Juso will Zuger Grosskonzern Holcim verstaatlichen

Die Juso Zug demonstriert in Zug gegen Holcim. (Bild: Juso Zug)

Die Juso Zug macht Holcim für die jüngsten Überschwemmungen in der Schweiz mitverantwortlich – und will den Grosskonzern verstaatlichen.

Die schweren Überschwemmungen und Erdrutsche der vergangenen Wochen seien kein Zufall, schreibt die Juso Zug in ihrer Pressemitteilung. Solche Ereignisse würden immer zahlreicher. Seitens Medien und Politik fehle jedoch eine klare Einordnung, worum es sich hier handle: um Klimakatastrophen.

«Die Klimakrise ist echt, und sie ist hier. Ihre Auswirkungen kosten Leben», so die Juso weiter.

Schuld an dieser Krise trügen Grosskonzerne, die den Notsignalen der Wissenschaft trotzten und weiterhin ihren Gewinn über Mensch und Klima stellten. Zu diesen Grosskonzernen gehöre auch Holcim.

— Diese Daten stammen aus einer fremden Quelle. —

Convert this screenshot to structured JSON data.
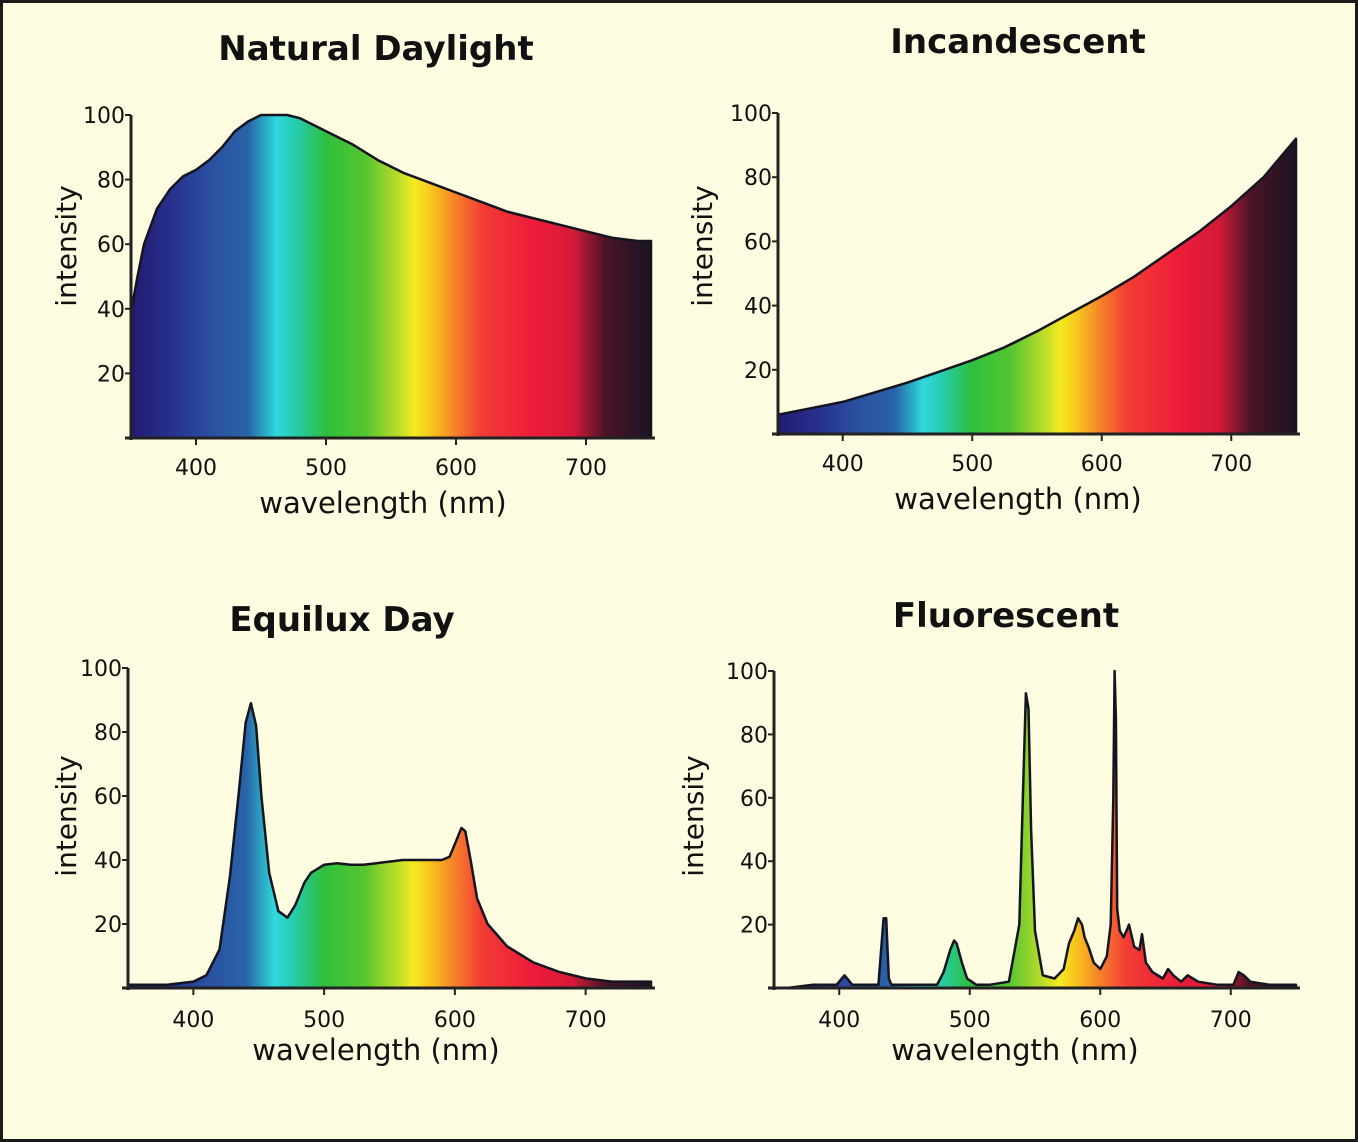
{
  "chart_data": [
    {
      "type": "area",
      "title": "Natural Daylight",
      "xlabel": "wavelength (nm)",
      "ylabel": "intensity",
      "xlim": [
        350,
        750
      ],
      "ylim": [
        0,
        100
      ],
      "xticks": [
        "400",
        "500",
        "600",
        "700"
      ],
      "yticks": [
        "20",
        "40",
        "60",
        "80",
        "100"
      ],
      "x": [
        350,
        355,
        360,
        370,
        380,
        390,
        400,
        410,
        420,
        430,
        440,
        450,
        460,
        470,
        480,
        490,
        500,
        520,
        540,
        560,
        580,
        600,
        620,
        640,
        660,
        680,
        700,
        720,
        740,
        750
      ],
      "y": [
        39,
        50,
        60,
        71,
        77,
        81,
        83,
        86,
        90,
        95,
        98,
        100,
        100,
        100,
        99,
        97,
        95,
        91,
        86,
        82,
        79,
        76,
        73,
        70,
        68,
        66,
        64,
        62,
        61,
        61
      ]
    },
    {
      "type": "area",
      "title": "Incandescent",
      "xlabel": "wavelength (nm)",
      "ylabel": "intensity",
      "xlim": [
        350,
        750
      ],
      "ylim": [
        0,
        100
      ],
      "xticks": [
        "400",
        "500",
        "600",
        "700"
      ],
      "yticks": [
        "20",
        "40",
        "60",
        "80",
        "100"
      ],
      "x": [
        350,
        375,
        400,
        425,
        450,
        475,
        500,
        525,
        550,
        575,
        600,
        625,
        650,
        675,
        700,
        725,
        750
      ],
      "y": [
        6,
        8,
        10,
        13,
        16,
        19.5,
        23,
        27,
        32,
        37.5,
        43,
        49,
        56,
        63,
        71,
        80,
        92
      ]
    },
    {
      "type": "area",
      "title": "Equilux Day",
      "xlabel": "wavelength (nm)",
      "ylabel": "intensity",
      "xlim": [
        350,
        750
      ],
      "ylim": [
        0,
        100
      ],
      "xticks": [
        "400",
        "500",
        "600",
        "700"
      ],
      "yticks": [
        "20",
        "40",
        "60",
        "80",
        "100"
      ],
      "x": [
        350,
        380,
        400,
        410,
        420,
        428,
        435,
        440,
        444,
        448,
        452,
        458,
        465,
        472,
        478,
        485,
        490,
        500,
        510,
        520,
        530,
        540,
        550,
        560,
        570,
        580,
        590,
        596,
        601,
        605,
        608,
        612,
        617,
        625,
        640,
        660,
        680,
        700,
        720,
        750
      ],
      "y": [
        1,
        1,
        2,
        4,
        12,
        35,
        62,
        83,
        89,
        82,
        60,
        36,
        24,
        22,
        26,
        33,
        36,
        38.5,
        39,
        38.5,
        38.5,
        39,
        39.5,
        40,
        40,
        40,
        40,
        41,
        46,
        50,
        49,
        40,
        28,
        20,
        13,
        8,
        5,
        3,
        2,
        2
      ]
    },
    {
      "type": "area",
      "title": "Fluorescent",
      "xlabel": "wavelength (nm)",
      "ylabel": "intensity",
      "xlim": [
        350,
        750
      ],
      "ylim": [
        0,
        100
      ],
      "xticks": [
        "400",
        "500",
        "600",
        "700"
      ],
      "yticks": [
        "20",
        "40",
        "60",
        "80",
        "100"
      ],
      "x": [
        350,
        360,
        380,
        398,
        404,
        410,
        420,
        430,
        434,
        436,
        438,
        440,
        460,
        475,
        480,
        485,
        488,
        490,
        494,
        498,
        505,
        515,
        530,
        538,
        541,
        543,
        545,
        547,
        550,
        556,
        565,
        572,
        576,
        580,
        583,
        586,
        588,
        591,
        595,
        600,
        605,
        608,
        610,
        611,
        612,
        613,
        615,
        618,
        622,
        626,
        630,
        632,
        635,
        640,
        648,
        652,
        656,
        662,
        667,
        675,
        690,
        702,
        706,
        710,
        715,
        730,
        750
      ],
      "y": [
        0,
        0,
        1,
        1,
        4,
        1,
        1,
        1,
        22,
        22,
        3,
        1,
        1,
        1,
        5,
        12,
        15,
        14,
        8,
        3,
        1,
        1,
        2,
        20,
        65,
        93,
        88,
        50,
        18,
        4,
        3,
        6,
        14,
        18,
        22,
        20,
        16,
        13,
        8,
        6,
        10,
        20,
        60,
        100,
        85,
        25,
        18,
        16,
        20,
        13,
        12,
        17,
        8,
        5,
        3,
        6,
        4,
        2,
        4,
        2,
        1,
        1,
        5,
        4,
        2,
        1,
        1
      ]
    }
  ]
}
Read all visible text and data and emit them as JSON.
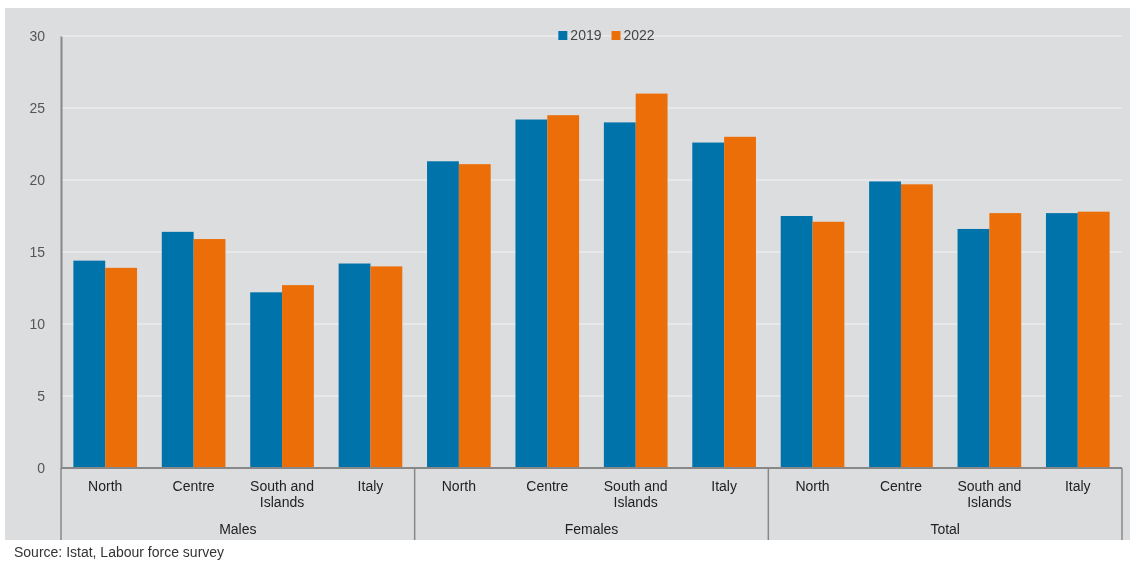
{
  "chart_data": {
    "type": "bar",
    "categories": [
      "North",
      "Centre",
      "South and Islands",
      "Italy",
      "North",
      "Centre",
      "South and Islands",
      "Italy",
      "North",
      "Centre",
      "South and Islands",
      "Italy"
    ],
    "series": [
      {
        "name": "2019",
        "color": "#0073aa",
        "values": [
          14.4,
          16.4,
          12.2,
          14.2,
          21.3,
          24.2,
          24.0,
          22.6,
          17.5,
          19.9,
          16.6,
          17.7
        ]
      },
      {
        "name": "2022",
        "color": "#eb6e08",
        "values": [
          13.9,
          15.9,
          12.7,
          14.0,
          21.1,
          24.5,
          26.0,
          23.0,
          17.1,
          19.7,
          17.7,
          17.8
        ]
      }
    ],
    "ylim": [
      0,
      30
    ],
    "yticks": [
      0,
      5,
      10,
      15,
      20,
      25,
      30
    ],
    "grid": "y",
    "legend": "top",
    "annotations": [
      "Males",
      "Females",
      "Total",
      "Source: Istat, Labour force survey"
    ]
  }
}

Holcim mit Sitz in Zug ist CO₂-Spitzenreiter

Der Zuger Grosskonzern stösst schweizweit am meisten CO₂ aus (zentralplus berichtete). Wie die Juso Zug schreibt, sei Holcim seit 1950 gar für fast ein halbes Prozent des globalen CO₂-Ausstosses verantwortlich.

Die Juso wirft Holcim auch Greenwashing vor, glaubt nicht an die Nachhaltigkeitspläne des Grosskonzerns. Darum verlangt die Juso von Holcim und anderen klimaschädlichen Grosskonzernen die Kostenübernahme bei Schweizer Klimakatastrophen. Desweitern solle Holcim aus dem Zementgeschäft aussteigen –  und schliesslich verstaatlicht und demokratisiert werden.